Hughes Jane, Scrimshire Ashley, Steinberg Laura, Yiannoullou Petros, Newton Katherine, Hall Claire, Pearce Lyndsay, Macdonald Andrew
Health Education England North West, University Hospitals of South Manchester NHS Foundation Trust, Southmoor Road, Manchester, M23 9LT, UK(1).
Injury. 2017 May;48(5):1031-1034. doi: 10.1016/j.injury.2017.02.031. Epub 2017 Feb 27.
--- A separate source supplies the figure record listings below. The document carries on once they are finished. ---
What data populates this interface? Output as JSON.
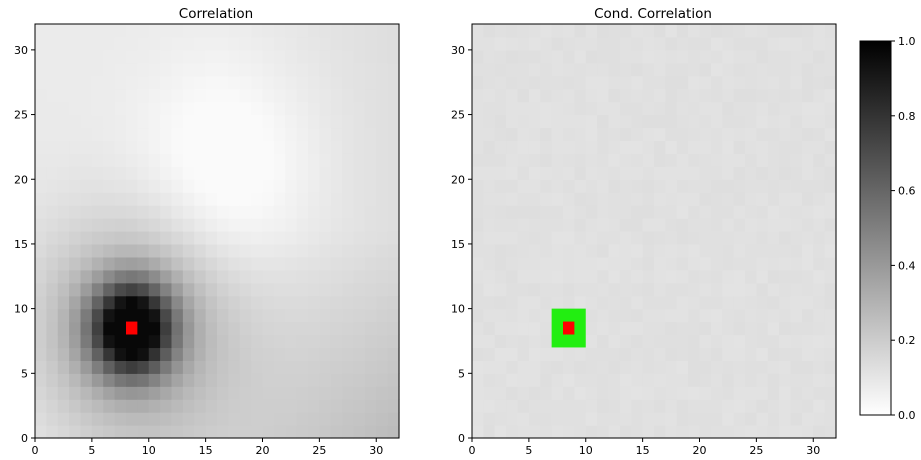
{
  "chart_data": [
    {
      "type": "heatmap",
      "title": "Correlation",
      "xlim": [
        0,
        32
      ],
      "ylim": [
        0,
        32
      ],
      "xticks": [
        0,
        5,
        10,
        15,
        20,
        25,
        30
      ],
      "yticks": [
        0,
        5,
        10,
        15,
        20,
        25,
        30
      ],
      "colormap": "gray_r",
      "value_range": [
        0.0,
        1.0
      ],
      "grid": false,
      "field": {
        "description_values": {
          "peak_location": [
            8.5,
            8.5
          ],
          "peak_value": 0.95,
          "minimum_location": [
            17,
            21
          ],
          "minimum_value": 0.03,
          "bottom_right_value": 0.38,
          "top_left_value": 0.2
        }
      },
      "markers": [
        {
          "shape": "square",
          "color": "#ff0000",
          "x": [
            8,
            9
          ],
          "y": [
            8,
            9
          ]
        }
      ]
    },
    {
      "type": "heatmap",
      "title": "Cond. Correlation",
      "xlim": [
        0,
        32
      ],
      "ylim": [
        0,
        32
      ],
      "xticks": [
        0,
        5,
        10,
        15,
        20,
        25,
        30
      ],
      "yticks": [
        0,
        5,
        10,
        15,
        20,
        25,
        30
      ],
      "colormap": "gray_r",
      "value_range": [
        0.0,
        1.0
      ],
      "grid": false,
      "field": {
        "uniform_value": 0.12
      },
      "markers": [
        {
          "shape": "square",
          "color": "#22ee11",
          "x": [
            7,
            10
          ],
          "y": [
            7,
            10
          ]
        },
        {
          "shape": "square",
          "color": "#ff0000",
          "x": [
            8,
            9
          ],
          "y": [
            8,
            9
          ]
        }
      ]
    }
  ],
  "colorbar": {
    "ticks": [
      "0.0",
      "0.2",
      "0.4",
      "0.6",
      "0.8",
      "1.0"
    ],
    "range": [
      0.0,
      1.0
    ],
    "colormap": "gray_r"
  }
}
The management of blunt splenic injuries (BSI) has evolved toward strategies that avoid splenectomy. There is growing adoption of interventional radiology (IR) techniques in non-operative management of BSI, with evidence suggesting a corresponding reduction in emergency laparotomy requirements and increased splenic preservation rates. Currently there are no UK national guidelines for the management of blunt splenic injury. This may lead to variations in management, despite the reorganisation of trauma services in England in 2012.
A survey was distributed through the British Society of Interventional Radiologists to all UK members aiming to identify availability of IR services in England, radiologists' practice, and attitudes toward management of BSI.
116 responses from respondents working in 23 of the 26 Regional Trauma Networks in England were received. 79% provide a single dedicated IR service but over 50% cover more than one hospital within the network. All offer arterial embolisation for BSI. Only 25% follow guidelines. In haemodynamically stable patients, an increasing trend for embolisation was seen as grade of splenic injury increased from 1 to 4 (12.5%-82.14%, p<0.01). In unstable patients or those with radiological evidence of bleeding, significantly more respondents offer embolisation for grade 1-3 injuries (p<0.01), compared to stable patients. Significantly fewer respondents offer embolisation for grade 5 versus 4 injuries in unstable patients or with evidence of bleeding.
Splenic embolisation is offered for a variety of injury grades, providing the patient remains stable. Variation in interventional radiology services remain despite the introduction of regional trauma networks.
钝性脾损伤(BSI)的管理已朝着避免脾切除术的策略发展。介入放射学(IR)技术在BSI的非手术管理中的应用越来越广泛,有证据表明急诊剖腹手术需求相应减少,脾保留率提高。目前英国没有钝性脾损伤管理的国家指南。尽管2012年英格兰的创伤服务进行了重组,但这可能导致管理上的差异。
通过英国介入放射学会向所有英国成员分发了一项调查,旨在确定英格兰IR服务的可用性、放射科医生的实践以及对BSI管理的态度。
收到了来自英格兰26个区域创伤网络中23个网络的受访者的116份回复。79%提供单一的专门IR服务,但超过50%覆盖网络内的多家医院。所有医院都提供BSI的动脉栓塞术。只有25%遵循指南。在血流动力学稳定的患者中,随着脾损伤等级从1级增加到4级,栓塞术的趋势增加(12.5%-82.14%,p<0.01)。在不稳定患者或有出血放射学证据的患者中,与稳定患者相比,明显更多的受访者对1-3级损伤提供栓塞术(p<0.01)。在不稳定患者或有出血证据的患者中,与4级损伤相比,对5级损伤提供栓塞术的受访者明显减少。
只要患者保持稳定,各种损伤等级都可进行脾栓塞术。尽管引入了区域创伤网络,但介入放射学服务仍存在差异。